Já a CPI da Bom Futuro, para investigar suposta fraude e simulação de negócios na Cooperativa Agroindustrial de Mato Grosso (Cooamat), que tem como sócio o produtor Eraí Maggi (PP) e parentes, foi confirmada com a publicação no Diário Oficial, que circula nesta quinta-feira (30).  

Para garantir sua instalação, o deputado José Riva (PSD), requerente da CPI, teve o trabalho de convencer na última hora que o deputado Ademir Brunetto (PT) voltasse a assinar o requerimento, para completar os oito parlamentares solicitantes, já que outros dois deputados [Antônio Azambuja (PP) e Pedro Satélite (PSD)] haviam retirado suas assinaturas.

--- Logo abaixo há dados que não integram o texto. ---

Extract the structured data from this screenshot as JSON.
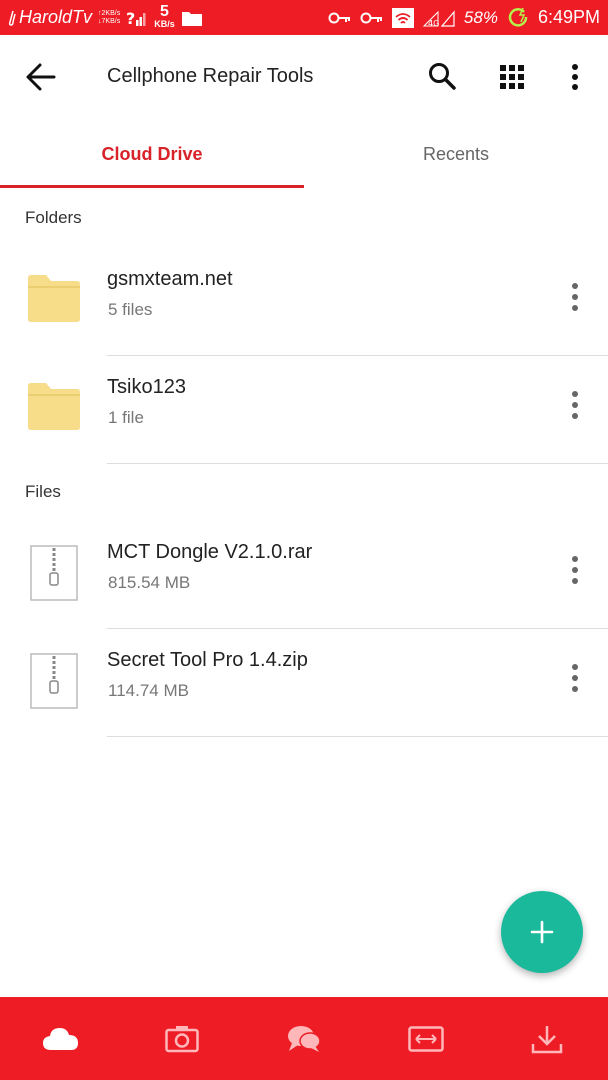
{
  "status_bar": {
    "carrier": "HaroldTv",
    "net_up": "↑2KB/s",
    "net_down": "↓7KB/s",
    "speed_value": "5",
    "speed_unit": "KB/s",
    "battery": "58%",
    "time": "6:49PM"
  },
  "header": {
    "title": "Cellphone Repair Tools"
  },
  "tabs": [
    {
      "label": "Cloud Drive",
      "active": true
    },
    {
      "label": "Recents",
      "active": false
    }
  ],
  "sections": {
    "folders_label": "Folders",
    "files_label": "Files"
  },
  "folders": [
    {
      "name": "gsmxteam.net",
      "meta": "5 files"
    },
    {
      "name": "Tsiko123",
      "meta": "1 file"
    }
  ],
  "files": [
    {
      "name": "MCT Dongle V2.1.0.rar",
      "meta": "815.54 MB"
    },
    {
      "name": "Secret Tool Pro 1.4.zip",
      "meta": "114.74 MB"
    }
  ],
  "bottom_nav": [
    "cloud-icon",
    "camera-icon",
    "chat-icon",
    "transfer-icon",
    "download-icon"
  ],
  "colors": {
    "brand_red": "#ee1c25",
    "active_tab": "#d82128",
    "fab": "#1ab99c",
    "folder": "#f7dc8a"
  }
}
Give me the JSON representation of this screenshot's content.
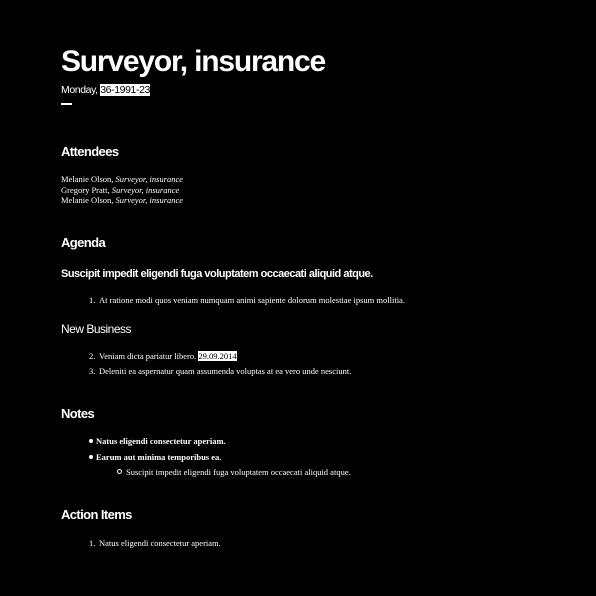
{
  "title": "Surveyor, insurance",
  "date": {
    "weekday": "Monday,",
    "value": "36-1991-23"
  },
  "attendees": {
    "heading": "Attendees",
    "people": [
      {
        "name": "Melanie Olson,",
        "role": "Surveyor, insurance"
      },
      {
        "name": "Gregory Pratt,",
        "role": "Surveyor, insurance"
      },
      {
        "name": "Melanie Olson,",
        "role": "Surveyor, insurance"
      }
    ]
  },
  "agenda": {
    "heading": "Agenda",
    "subheading": "Suscipit impedit eligendi fuga voluptatem occaecati aliquid atque.",
    "items": [
      {
        "num": "1.",
        "text": "At ratione modi quos veniam numquam animi sapiente dolorum molestiae ipsum mollitia."
      }
    ],
    "new_business": {
      "heading": "New Business",
      "items": [
        {
          "num": "2.",
          "text": "Veniam dicta pariatur libero.",
          "date": "29.09.2014"
        },
        {
          "num": "3.",
          "text": "Deleniti ea aspernatur quam assumenda voluptas at ea vero unde nesciunt."
        }
      ]
    }
  },
  "notes": {
    "heading": "Notes",
    "items": [
      {
        "text": "Natus eligendi consectetur aperiam."
      },
      {
        "text": "Earum aut minima temporibus ea."
      }
    ],
    "subitems": [
      {
        "text": "Suscipit impedit eligendi fuga voluptatem occaecati aliquid atque."
      }
    ]
  },
  "action_items": {
    "heading": "Action Items",
    "items": [
      {
        "num": "1.",
        "text": "Natus eligendi consectetur aperiam."
      }
    ]
  }
}
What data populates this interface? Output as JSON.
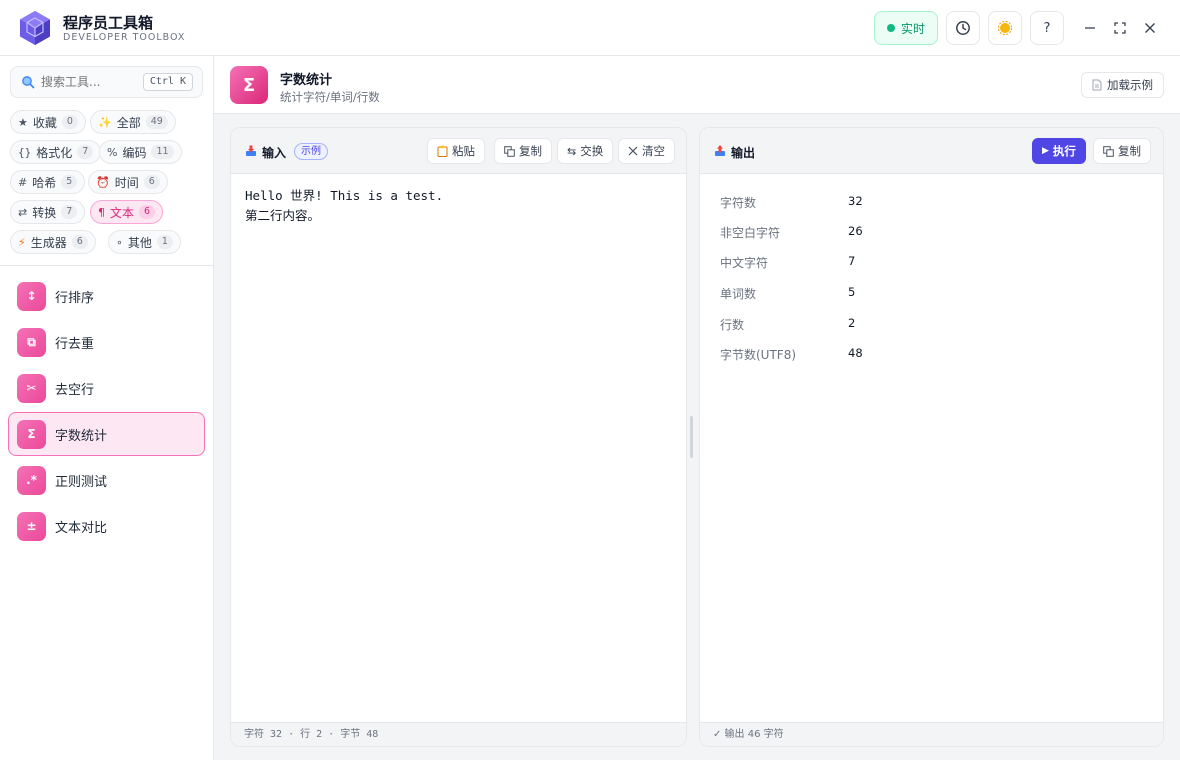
{
  "app": {
    "title": "程序员工具箱",
    "subtitle": "DEVELOPER TOOLBOX",
    "live_label": "实时",
    "help_label": "?"
  },
  "search": {
    "placeholder": "搜索工具...",
    "shortcut": "Ctrl K"
  },
  "categories": [
    {
      "icon": "★",
      "label": "收藏",
      "count": "0"
    },
    {
      "icon": "✨",
      "label": "全部",
      "count": "49"
    },
    {
      "icon": "{}",
      "label": "格式化",
      "count": "7"
    },
    {
      "icon": "%",
      "label": "编码",
      "count": "11"
    },
    {
      "icon": "#",
      "label": "哈希",
      "count": "5"
    },
    {
      "icon": "⏰",
      "label": "时间",
      "count": "6"
    },
    {
      "icon": "⇄",
      "label": "转换",
      "count": "7"
    },
    {
      "icon": "¶",
      "label": "文本",
      "count": "6"
    },
    {
      "icon": "⚡",
      "label": "生成器",
      "count": "6"
    },
    {
      "icon": "∘",
      "label": "其他",
      "count": "1"
    }
  ],
  "tools": [
    {
      "icon": "↕",
      "label": "行排序"
    },
    {
      "icon": "⧉",
      "label": "行去重"
    },
    {
      "icon": "✂",
      "label": "去空行"
    },
    {
      "icon": "Σ",
      "label": "字数统计"
    },
    {
      "icon": ".*",
      "label": "正则测试"
    },
    {
      "icon": "±",
      "label": "文本对比"
    }
  ],
  "header": {
    "icon": "Σ",
    "title": "字数统计",
    "subtitle": "统计字符/单词/行数",
    "load_example": "加载示例"
  },
  "input_panel": {
    "label": "输入",
    "badge": "示例",
    "paste": "粘贴",
    "copy": "复制",
    "swap": "交换",
    "clear": "清空",
    "text": "Hello 世界! This is a test.\n第二行内容。",
    "footer": "字符 32 · 行 2 · 字节 48"
  },
  "output_panel": {
    "label": "输出",
    "run": "执行",
    "copy": "复制",
    "stats": [
      {
        "label": "字符数",
        "value": "32"
      },
      {
        "label": "非空白字符",
        "value": "26"
      },
      {
        "label": "中文字符",
        "value": "7"
      },
      {
        "label": "单词数",
        "value": "5"
      },
      {
        "label": "行数",
        "value": "2"
      },
      {
        "label": "字节数(UTF8)",
        "value": "48"
      }
    ],
    "footer": "✓ 输出 46 字符"
  },
  "colors": {
    "accent": "#4f46e5",
    "pink": "#ec4899",
    "live": "#10b981"
  }
}
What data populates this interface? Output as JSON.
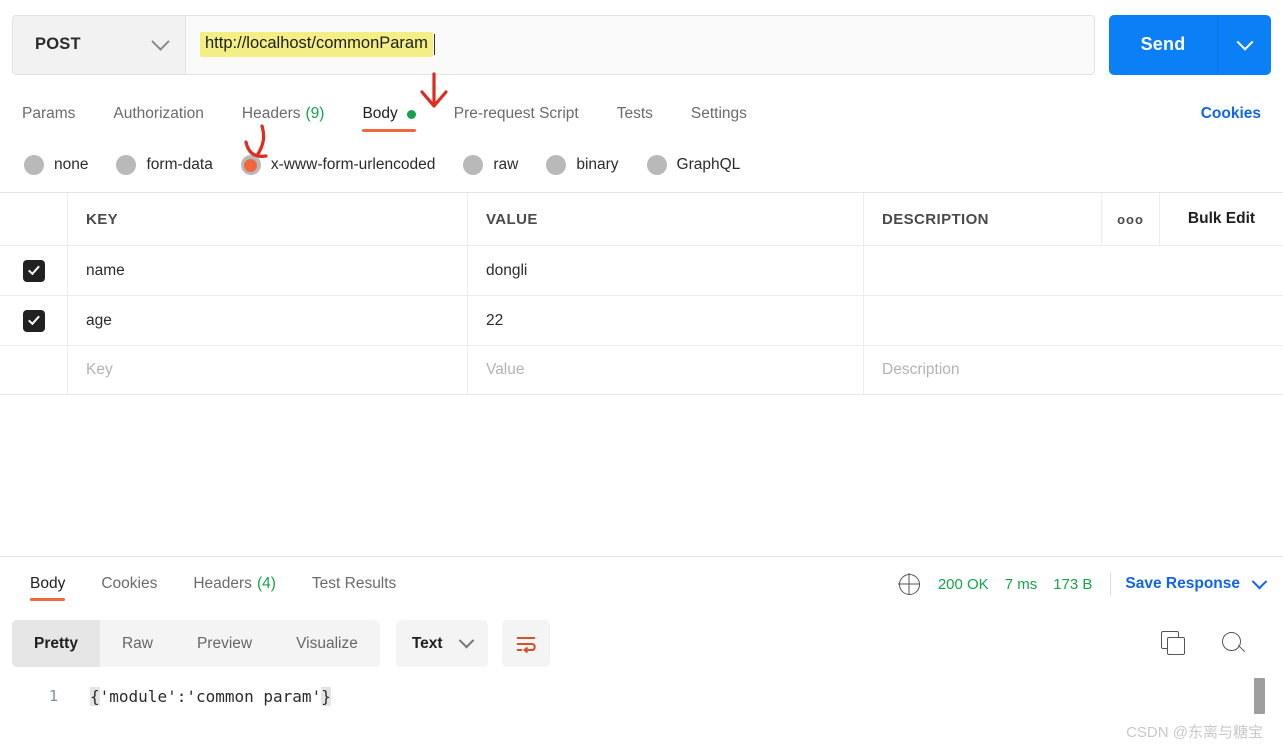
{
  "request": {
    "method": "POST",
    "method_icon": "chevron-down-icon",
    "url": "http://localhost/commonParam",
    "send_label": "Send",
    "send_caret_icon": "chevron-down-icon"
  },
  "request_tabs": [
    {
      "label": "Params",
      "active": false
    },
    {
      "label": "Authorization",
      "active": false
    },
    {
      "label": "Headers",
      "count": "(9)",
      "active": false
    },
    {
      "label": "Body",
      "active": true,
      "dot": true
    },
    {
      "label": "Pre-request Script",
      "active": false
    },
    {
      "label": "Tests",
      "active": false
    },
    {
      "label": "Settings",
      "active": false
    }
  ],
  "cookies_link": "Cookies",
  "body_types": [
    {
      "label": "none",
      "selected": false
    },
    {
      "label": "form-data",
      "selected": false
    },
    {
      "label": "x-www-form-urlencoded",
      "selected": true
    },
    {
      "label": "raw",
      "selected": false
    },
    {
      "label": "binary",
      "selected": false
    },
    {
      "label": "GraphQL",
      "selected": false
    }
  ],
  "param_table": {
    "headers": {
      "key": "KEY",
      "value": "VALUE",
      "description": "DESCRIPTION"
    },
    "more_icon": "ooo",
    "bulk_edit": "Bulk Edit",
    "rows": [
      {
        "checked": true,
        "key": "name",
        "value": "dongli",
        "description": ""
      },
      {
        "checked": true,
        "key": "age",
        "value": "22",
        "description": ""
      }
    ],
    "placeholder_row": {
      "key": "Key",
      "value": "Value",
      "description": "Description"
    }
  },
  "response": {
    "tabs": [
      {
        "label": "Body",
        "active": true
      },
      {
        "label": "Cookies",
        "active": false
      },
      {
        "label": "Headers",
        "count": "(4)",
        "active": false
      },
      {
        "label": "Test Results",
        "active": false
      }
    ],
    "globe_icon": "globe-icon",
    "status": "200 OK",
    "time": "7 ms",
    "size": "173 B",
    "save_label": "Save Response",
    "save_caret_icon": "chevron-down-icon",
    "view_modes": [
      {
        "label": "Pretty",
        "active": true
      },
      {
        "label": "Raw",
        "active": false
      },
      {
        "label": "Preview",
        "active": false
      },
      {
        "label": "Visualize",
        "active": false
      }
    ],
    "format": "Text",
    "format_caret_icon": "chevron-down-icon",
    "wrap_icon": "wrap-text-icon",
    "copy_icon": "copy-icon",
    "search_icon": "search-icon",
    "body_line_number": "1",
    "body_open_brace": "{",
    "body_content": "'module':'common param'",
    "body_close_brace": "}"
  },
  "watermark": "CSDN @东离与糖宝",
  "colors": {
    "accent_orange": "#f2663c",
    "link_blue": "#1264e8",
    "send_blue": "#0b7ff5",
    "status_green": "#16a34a",
    "highlight_yellow": "#f3ef84",
    "annotation_red": "#e02b20"
  }
}
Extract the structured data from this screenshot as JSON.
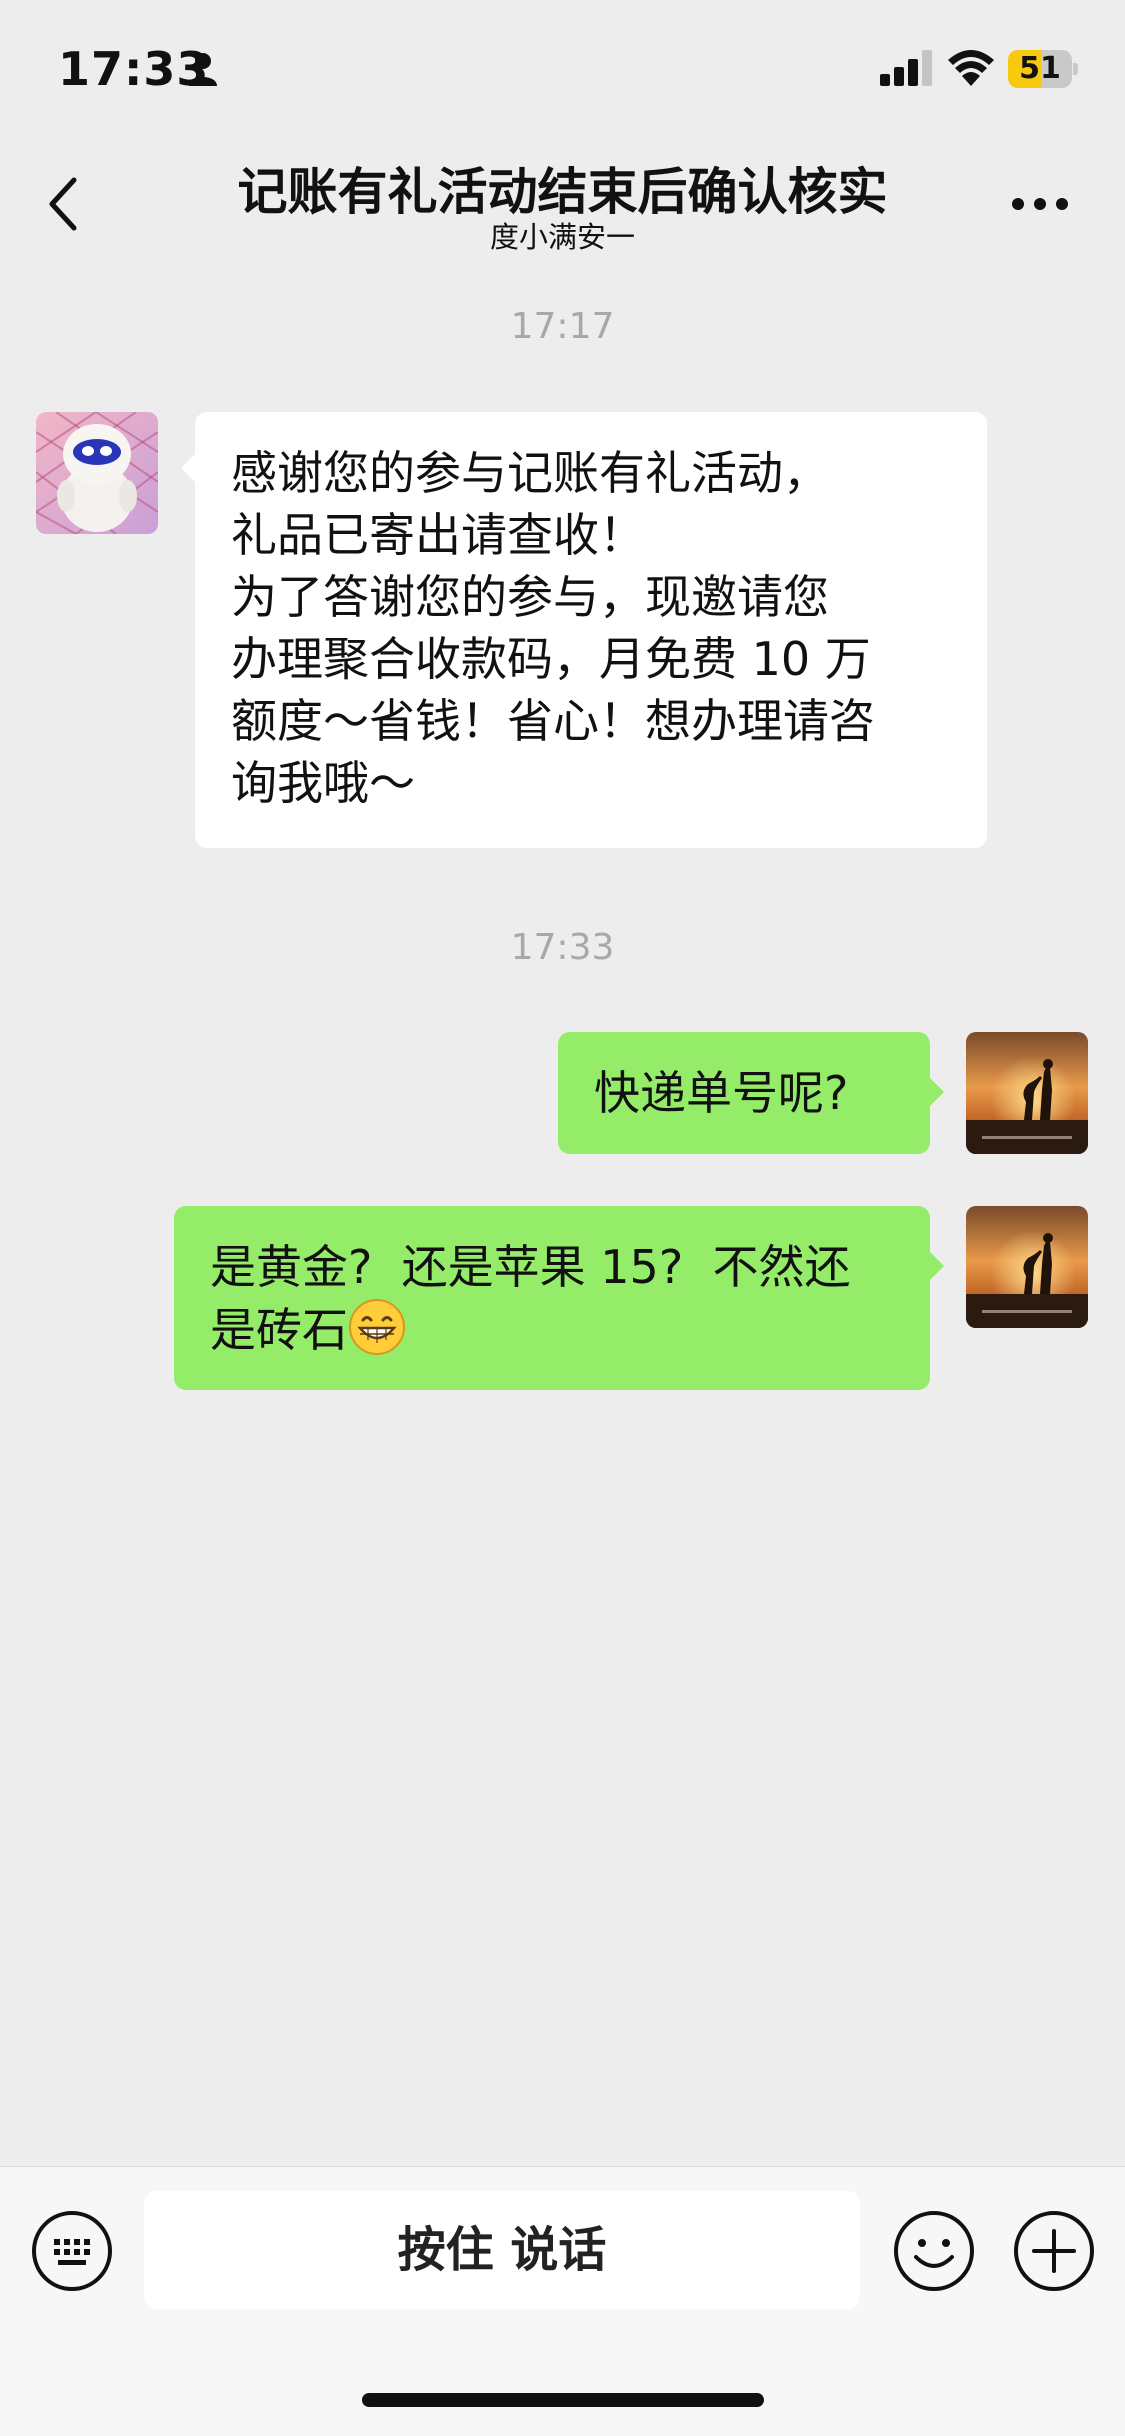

O próximo procedimento agora é a indicação dos deputados que irão fazer parte da comissão de investigação, que será feita pelas bancadas. Posteriormente, ocorre a reunião de instalação da CPI.

BASTIDORES DA ARTICULAÇÃO

Nos bastidores da Assembleia os comentários eram de que os deputados da base aliada do atual governo haviam agido rapidamente para “enterrar” as CPIs da Trimec e da Nhambiquara, propondo um acordo para a composição da Mesa Diretora da Casa, que terá a eleição realizada no mês de fevereiro.

TRIMEC

A CPI da Trimec, que após meses de articulação dos deputados que fazem oposição ao governador Silval Barbosa (PMDB), havia reunido a assinatura de oito parlamentares que solicitavam a apuração dos contratos do governo com a  construtora, que é do empresário Wanderley Torres, investigado na Operação Ararath e amigo particular do governador Silval Barbosa (PMDB).  

Após muitas críticas em plenário, os parlamentares não escondiam mais que a desconfiança é de que Wanderley seria apenas um “laranja” e a empresa realmente pertenceria a Silval, como chegou a deixar claro o deputado Zeca Viana (PDT) durante um pronunciamento na tribuna.

Quatro deputados retiraram as assinaturas da  CPI que havia sido requerida pelo deputado Ademir Bruneto (PT), para investigar os contratos que giram em torno de R$ 320 milhões referentes aos cinco anos em que Silval está à frente do Executivo estadual.

NHAMBIQUARA

Já a CPI da Nhambiquara, que foi requerida pelo deputado Walter Rabello (PSD), teve a retirada das assinaturas de cinco deputados, impedindo a instalação da investigação dos contratos entre o governo e a empreiteira, que tem como um dos proprietários o deputado eleito Eduardo Botelho (PSB).